Orientations of objects in $\mathbb{R}^p$ with symmetry group $K$ cannot be described unambiguously by elements of the rotation group $SO(p)$, but correspond instead to elements of the quotient space $SO(p)/K$. Specifications of probability distributions and appropriate statistical methods for such objects have been lacking -- with the notable exceptions of axial objects in the plane and in $\mathbb{R}^3$.

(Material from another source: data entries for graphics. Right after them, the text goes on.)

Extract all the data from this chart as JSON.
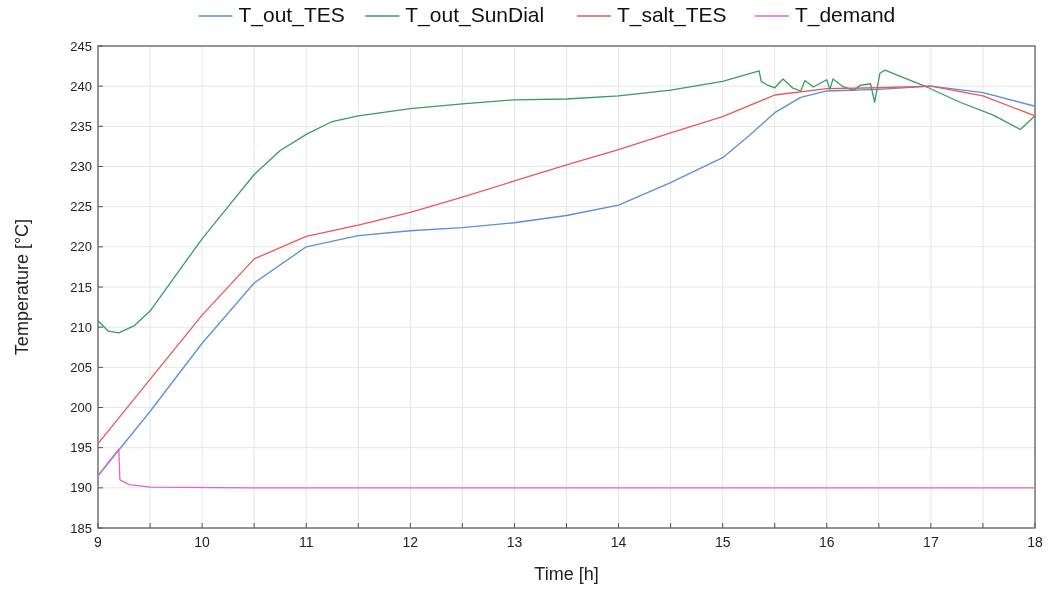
{
  "chart_data": {
    "type": "line",
    "xlabel": "Time [h]",
    "ylabel": "Temperature [°C]",
    "xlim": [
      9,
      18
    ],
    "xticks": [
      9,
      {
        "value": 9.5,
        "label": null
      },
      10,
      {
        "value": 10.5,
        "label": null
      },
      11,
      {
        "value": 11.5,
        "label": null
      },
      12,
      {
        "value": 12.5,
        "label": null
      },
      13,
      {
        "value": 13.5,
        "label": null
      },
      14,
      {
        "value": 14.5,
        "label": null
      },
      15,
      {
        "value": 15.5,
        "label": null
      },
      16,
      {
        "value": 16.5,
        "label": null
      },
      17,
      {
        "value": 17.5,
        "label": null
      },
      18
    ],
    "ylim": [
      185,
      245
    ],
    "yticks": [
      185,
      190,
      195,
      200,
      205,
      210,
      215,
      220,
      225,
      230,
      235,
      240,
      245
    ],
    "grid": true,
    "legend": "top",
    "marker": "none",
    "line_style": "solid",
    "series": [
      {
        "name": "T_out_TES",
        "color": "#5b8fd9",
        "x": [
          9,
          9.5,
          10,
          10.5,
          11,
          11.5,
          12,
          12.5,
          13,
          13.5,
          14,
          14.5,
          15,
          15.25,
          15.5,
          15.75,
          16,
          16.5,
          17,
          17.5,
          18
        ],
        "values": [
          191.5,
          199.5,
          208,
          215.5,
          220,
          221.4,
          222,
          222.4,
          223,
          223.9,
          225.2,
          228,
          231.1,
          233.8,
          236.7,
          238.6,
          239.4,
          239.6,
          240,
          239.2,
          237.5
        ]
      },
      {
        "name": "T_out_SunDial",
        "color": "#3a9a66",
        "x": [
          9,
          9.1,
          9.2,
          9.35,
          9.5,
          9.75,
          10,
          10.25,
          10.5,
          10.75,
          11,
          11.25,
          11.5,
          12,
          12.5,
          13,
          13.5,
          14,
          14.5,
          15,
          15.35,
          15.37,
          15.42,
          15.5,
          15.58,
          15.67,
          15.75,
          15.79,
          15.87,
          16.0,
          16.03,
          16.06,
          16.16,
          16.26,
          16.32,
          16.42,
          16.46,
          16.51,
          16.56,
          16.67,
          16.96,
          17.28,
          17.6,
          17.86,
          17.99
        ],
        "values": [
          210.8,
          209.5,
          209.3,
          210.2,
          212,
          216.5,
          221,
          225,
          229,
          232,
          234,
          235.6,
          236.3,
          237.2,
          237.8,
          238.3,
          238.4,
          238.8,
          239.5,
          240.6,
          241.9,
          240.6,
          240.2,
          239.8,
          240.9,
          239.8,
          239.4,
          240.7,
          239.9,
          240.8,
          239.6,
          240.9,
          239.9,
          239.5,
          240.1,
          240.3,
          238,
          241.6,
          242,
          241.4,
          239.9,
          238,
          236.4,
          234.6,
          236.2
        ]
      },
      {
        "name": "T_salt_TES",
        "color": "#e8585a",
        "x": [
          9,
          9.5,
          10,
          10.5,
          11,
          11.5,
          12,
          12.5,
          13,
          13.5,
          14,
          14.5,
          15,
          15.5,
          16,
          16.5,
          17,
          17.5,
          18
        ],
        "values": [
          195.5,
          203.5,
          211.5,
          218.5,
          221.3,
          222.7,
          224.3,
          226.2,
          228.2,
          230.2,
          232.1,
          234.2,
          236.2,
          238.9,
          239.7,
          239.8,
          240,
          238.8,
          236.3
        ]
      },
      {
        "name": "T_demand",
        "color": "#d968d6",
        "x": [
          9,
          9.1,
          9.2,
          9.21,
          9.3,
          9.5,
          10.5,
          18
        ],
        "values": [
          191.5,
          193.2,
          194.8,
          191,
          190.4,
          190.1,
          190,
          190
        ]
      }
    ]
  }
}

We exploit suitable embeddings of $SO(p)/K$ into spaces of symmetric tensors to provide a systematic and intuitively appealing approach to the statistical analysis of the orientations of such objects. We firstly consider the case of {\em orthogonal $r$-frames} in $\mathbb{R}^p$, corresponding to sets of $r\leq p$ mutually orthogonal axes in $p$ dimensions, which includes the Watson and Bingham distributions. Using the same approach we then treat the three dimensional case of $SO(3)/K$, where $K$ is one of the point symmetry groups. In both cases the resulting tools include measures of location and dispersion, tests of uniformity, one-sample tests for a preferred orientation and two-sample tests for a difference in orientation. The methods are illustrated using data from earthquake focal mechanisms (fault plane and slip vector orientations) and crystallographic data with orientation measurements of distinct mineral phases.